Ist "liste" denn eine String-Variable? Oder verbirgt sich dahinter eine Listbox?


----------



## rihab79 (20. Mai 2008)

achtung anfängerin:
ich habe das obige soweit befolgt, der code sieht so aus, aber es wird nix in die txt.datei abgelegt:

```
Private Sub TWB_Click()
Dim prompt As String
Dim drin As Boolean
pfadnameTwb = FrmStart.Import_Pfad
prompt = App.Path + "\pfad.txt": drin = False
Open prompt For Output As #1
Write #1,
Close #1
End Sub
```
ich habe im pfadnamentwb den pfad abgelegt, der vom anwender eingegeben wird..dieser pfad soll in die pfad.txt abgelegt werden, es tut sich aber nichts.
vielen dank für dieses forum, das beste was es gibt! (bitte beachten, dass ich anfängerin bin!)


----------



## ronaldh (20. Mai 2008)

Du schreibst ja auch nichts.

Wenn schon, dann musst die Write-Zeile erweitert werden:



```
Write #1, pfadnameTwb
```

Woher soll das Programm sonst wissen, WAS es schreiben soll?

Grüsse
ronaldh


----------



## rihab79 (20. Mai 2008)

jippppi, vielen lieben herzlichen großen mega DANK


----------



## ronaldh (20. Mai 2008)

Gern geschehen!

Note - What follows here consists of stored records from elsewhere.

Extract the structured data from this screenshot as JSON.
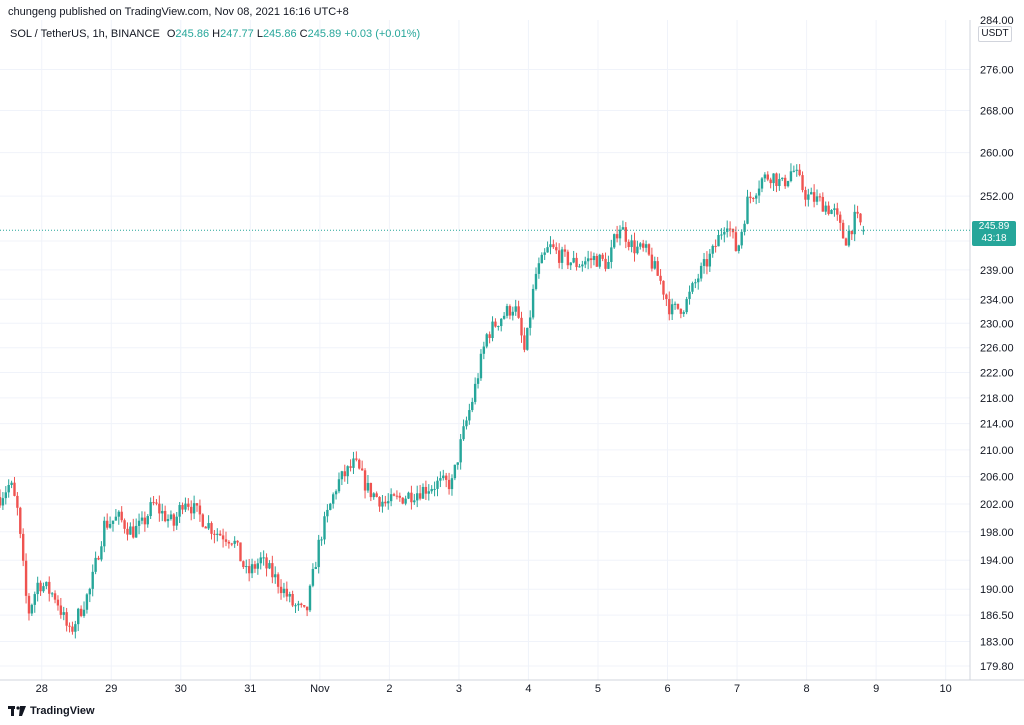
{
  "header": {
    "publisher_text": "chungeng published on TradingView.com, Nov 08, 2021 16:16 UTC+8"
  },
  "legend": {
    "symbol": "SOL / TetherUS, 1h, BINANCE",
    "o_label": "O",
    "o_value": "245.86",
    "h_label": "H",
    "h_value": "247.77",
    "l_label": "L",
    "l_value": "245.86",
    "c_label": "C",
    "c_value": "245.89",
    "change": "+0.03 (+0.01%)"
  },
  "axis": {
    "currency": "USDT",
    "last_price": "245.89",
    "countdown": "43:18",
    "top_cut_label": "284.00"
  },
  "footer": {
    "brand": "TradingView"
  },
  "colors": {
    "up": "#26a69a",
    "down": "#ef5350",
    "grid": "#f0f3fa",
    "text": "#131722"
  },
  "chart_data": {
    "type": "candlestick",
    "symbol": "SOL / TetherUS",
    "interval": "1h",
    "exchange": "BINANCE",
    "y_scale": "log",
    "ylim": [
      178,
      286
    ],
    "y_ticks": [
      179.8,
      183.0,
      186.5,
      190.0,
      194.0,
      198.0,
      202.0,
      206.0,
      210.0,
      214.0,
      218.0,
      222.0,
      226.0,
      230.0,
      234.0,
      239.0,
      244.0,
      252.0,
      260.0,
      268.0,
      276.0
    ],
    "y_tick_labels": [
      "179.80",
      "183.00",
      "186.50",
      "190.00",
      "194.00",
      "198.00",
      "202.00",
      "206.00",
      "210.00",
      "214.00",
      "218.00",
      "222.00",
      "226.00",
      "230.00",
      "234.00",
      "239.00",
      "",
      "252.00",
      "260.00",
      "268.00",
      "276.00"
    ],
    "x_labels": [
      "28",
      "29",
      "30",
      "31",
      "Nov",
      "2",
      "3",
      "4",
      "5",
      "6",
      "7",
      "8",
      "9",
      "10"
    ],
    "x_label_days": [
      0,
      1,
      2,
      3,
      4,
      5,
      6,
      7,
      8,
      9,
      10,
      11,
      12,
      13
    ],
    "x_range_days": [
      -0.6,
      13.35
    ],
    "last_price": 245.89,
    "day_close_path": [
      {
        "d": -0.6,
        "c": 203
      },
      {
        "d": -0.45,
        "c": 205
      },
      {
        "d": -0.35,
        "c": 201
      },
      {
        "d": -0.2,
        "c": 186.5
      },
      {
        "d": -0.05,
        "c": 191
      },
      {
        "d": 0.2,
        "c": 189
      },
      {
        "d": 0.4,
        "c": 184
      },
      {
        "d": 0.55,
        "c": 187
      },
      {
        "d": 0.7,
        "c": 190
      },
      {
        "d": 0.9,
        "c": 199
      },
      {
        "d": 1.1,
        "c": 200
      },
      {
        "d": 1.3,
        "c": 198
      },
      {
        "d": 1.45,
        "c": 199
      },
      {
        "d": 1.6,
        "c": 202
      },
      {
        "d": 1.9,
        "c": 199
      },
      {
        "d": 2.05,
        "c": 203
      },
      {
        "d": 2.2,
        "c": 201
      },
      {
        "d": 2.5,
        "c": 198
      },
      {
        "d": 2.75,
        "c": 197
      },
      {
        "d": 2.95,
        "c": 192
      },
      {
        "d": 3.15,
        "c": 194
      },
      {
        "d": 3.4,
        "c": 191
      },
      {
        "d": 3.6,
        "c": 188
      },
      {
        "d": 3.8,
        "c": 186.5
      },
      {
        "d": 4.0,
        "c": 197
      },
      {
        "d": 4.25,
        "c": 205
      },
      {
        "d": 4.5,
        "c": 208
      },
      {
        "d": 4.7,
        "c": 204
      },
      {
        "d": 4.95,
        "c": 202
      },
      {
        "d": 5.2,
        "c": 203
      },
      {
        "d": 5.45,
        "c": 204
      },
      {
        "d": 5.7,
        "c": 205
      },
      {
        "d": 5.9,
        "c": 205
      },
      {
        "d": 6.05,
        "c": 212
      },
      {
        "d": 6.2,
        "c": 218
      },
      {
        "d": 6.4,
        "c": 228
      },
      {
        "d": 6.6,
        "c": 231
      },
      {
        "d": 6.8,
        "c": 233
      },
      {
        "d": 6.95,
        "c": 225
      },
      {
        "d": 7.1,
        "c": 238
      },
      {
        "d": 7.3,
        "c": 243
      },
      {
        "d": 7.5,
        "c": 241
      },
      {
        "d": 7.7,
        "c": 240
      },
      {
        "d": 7.95,
        "c": 241
      },
      {
        "d": 8.15,
        "c": 240
      },
      {
        "d": 8.3,
        "c": 247
      },
      {
        "d": 8.5,
        "c": 243
      },
      {
        "d": 8.7,
        "c": 242
      },
      {
        "d": 8.9,
        "c": 237
      },
      {
        "d": 9.05,
        "c": 232
      },
      {
        "d": 9.25,
        "c": 233
      },
      {
        "d": 9.45,
        "c": 238
      },
      {
        "d": 9.65,
        "c": 242
      },
      {
        "d": 9.85,
        "c": 248
      },
      {
        "d": 10.0,
        "c": 242
      },
      {
        "d": 10.15,
        "c": 251
      },
      {
        "d": 10.35,
        "c": 255
      },
      {
        "d": 10.5,
        "c": 256
      },
      {
        "d": 10.65,
        "c": 254
      },
      {
        "d": 10.8,
        "c": 257
      },
      {
        "d": 11.0,
        "c": 252
      },
      {
        "d": 11.2,
        "c": 251
      },
      {
        "d": 11.4,
        "c": 249
      },
      {
        "d": 11.55,
        "c": 244
      },
      {
        "d": 11.7,
        "c": 248
      },
      {
        "d": 11.85,
        "c": 245.89
      }
    ]
  }
}
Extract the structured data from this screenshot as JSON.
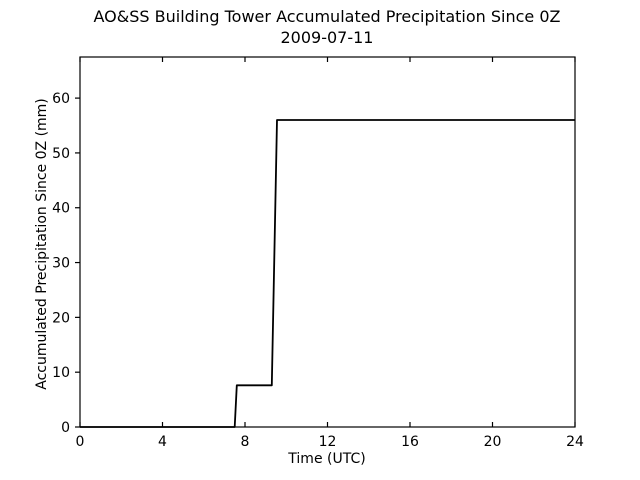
{
  "chart_data": {
    "type": "line",
    "title": "AO&SS Building Tower Accumulated Precipitation Since 0Z",
    "subtitle": "2009-07-11",
    "xlabel": "Time (UTC)",
    "ylabel": "Accumulated Precipitation Since 0Z (mm)",
    "xlim": [
      0,
      24
    ],
    "ylim": [
      0,
      67.5
    ],
    "xticks": [
      0,
      4,
      8,
      12,
      16,
      20,
      24
    ],
    "yticks": [
      0,
      10,
      20,
      30,
      40,
      50,
      60
    ],
    "grid": false,
    "legend": false,
    "background_color": "#ffffff",
    "line_color": "#000000",
    "line_width": 1.8,
    "tick_style": {
      "x_direction": "in",
      "y_direction": "out",
      "x_on_top_spine": true
    },
    "series": [
      {
        "name": "Accumulated precipitation since 0Z (mm)",
        "points": [
          [
            0,
            0
          ],
          [
            7.5,
            0
          ],
          [
            7.6,
            7.6
          ],
          [
            9.3,
            7.6
          ],
          [
            9.55,
            56.0
          ],
          [
            24,
            56.0
          ]
        ]
      }
    ]
  }
}
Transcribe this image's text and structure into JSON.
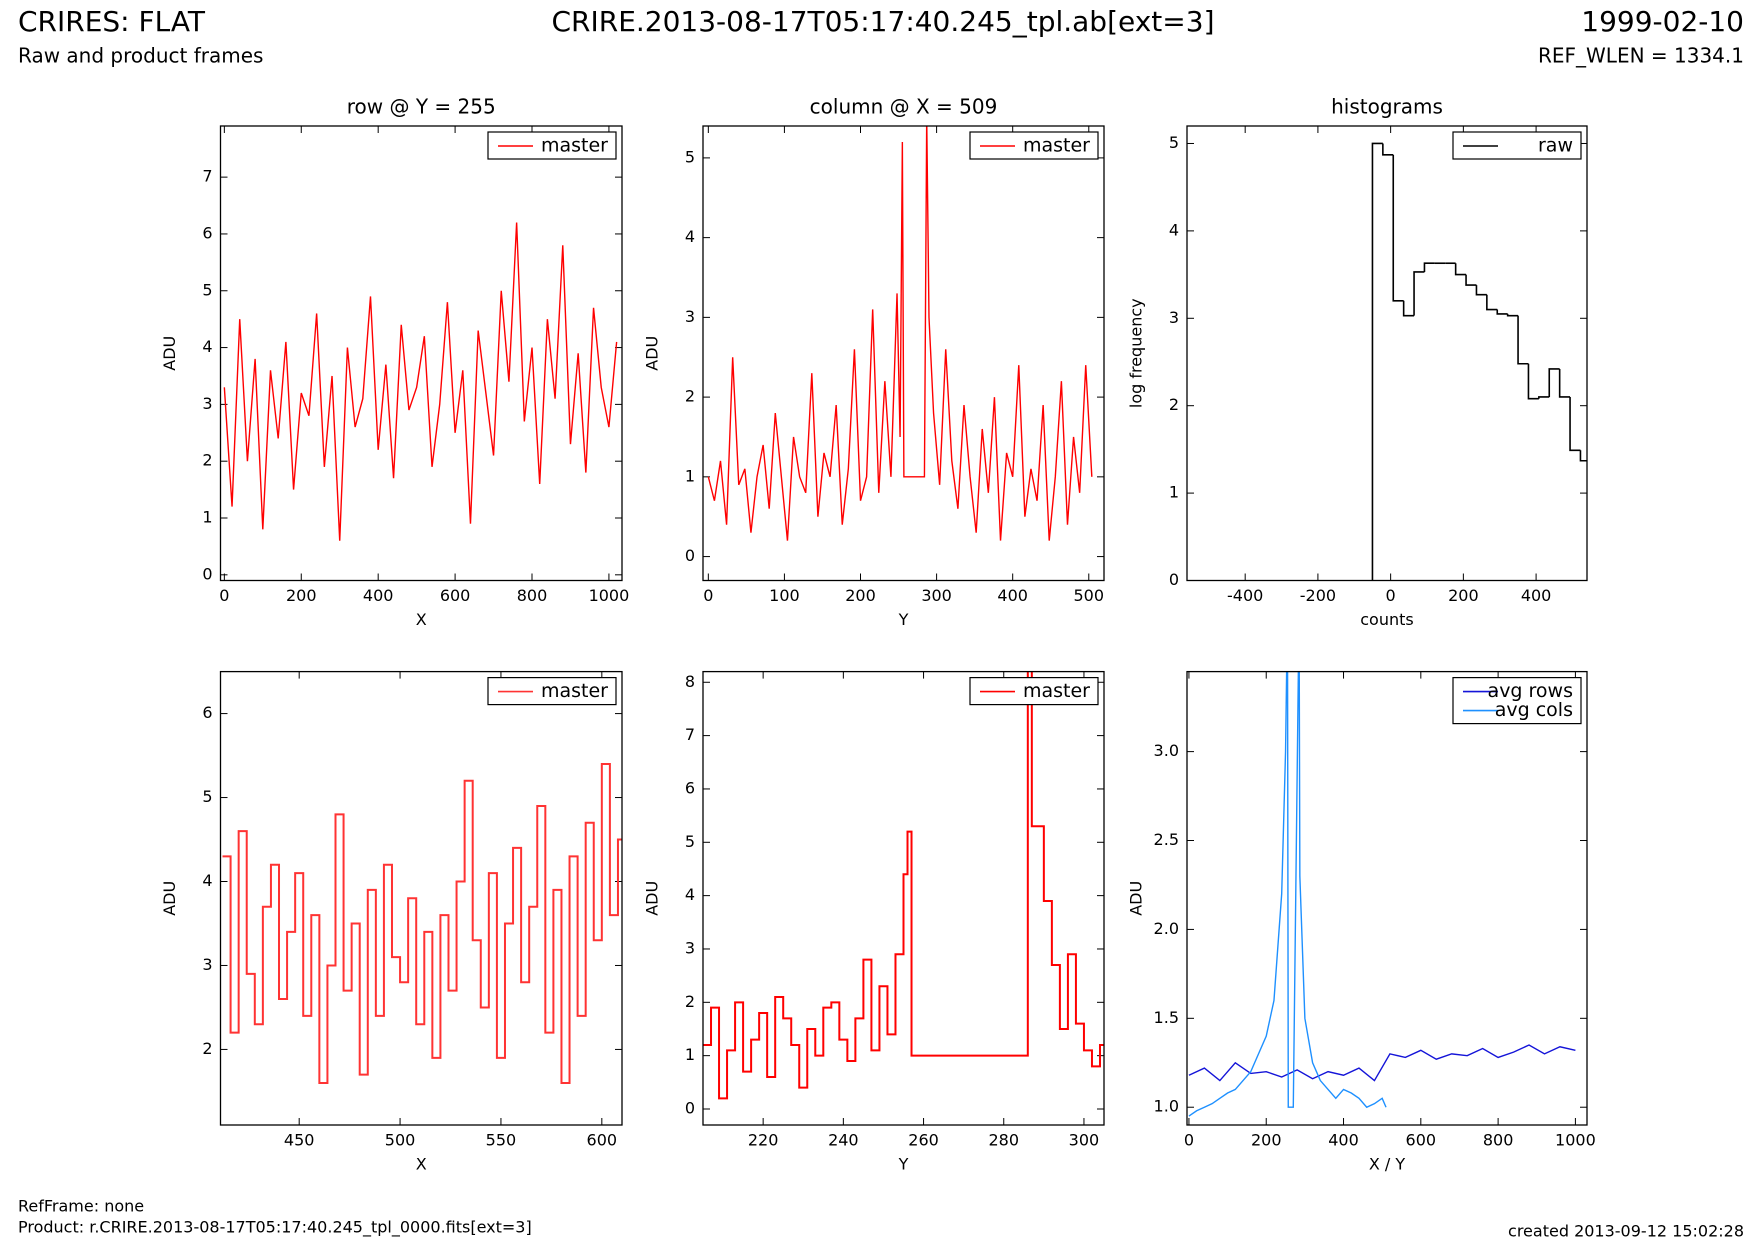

Übrigens herzlich Willkommen hier im Forum!

Grüsse
ronaldh


----------



## rihab79 (20. Mai 2008)

danke! werdet mich jetzt wohl öfter zu gesicht bekommen


----------



## rihab79 (20. Mai 2008)

ok 
nun kommt auch schon meine zweite frage:
das was ich in der pfad.txt im vorigen schritt abgelegt habe, soll beim nächsten laden der applikation eingelesen werden. Denn wenn ich das programm wiederholt ausführe, wird nicht berücksichtigt, dass ich den pfad in pfad.txt bereits abgelegt habe...
das folgende habe ich gebastelt, funktioniert natürlich nicht.. 

```
Private Sub MDIForm_Load()
Dim prompt As String
prompt = App.Path + "\pfad.txt": 
Open prompt For Input As #1
Input #1, pfadnameTwb
Close #1

End Sub
```
hoffe ihr habt mich verstanden

macht mich jetzt bitte nicht fertig


----------



## ronaldh (21. Mai 2008)

Ich weiß nicht, was genau Dein Problem ist, beziehungsweise was genau nicht funktioniert. 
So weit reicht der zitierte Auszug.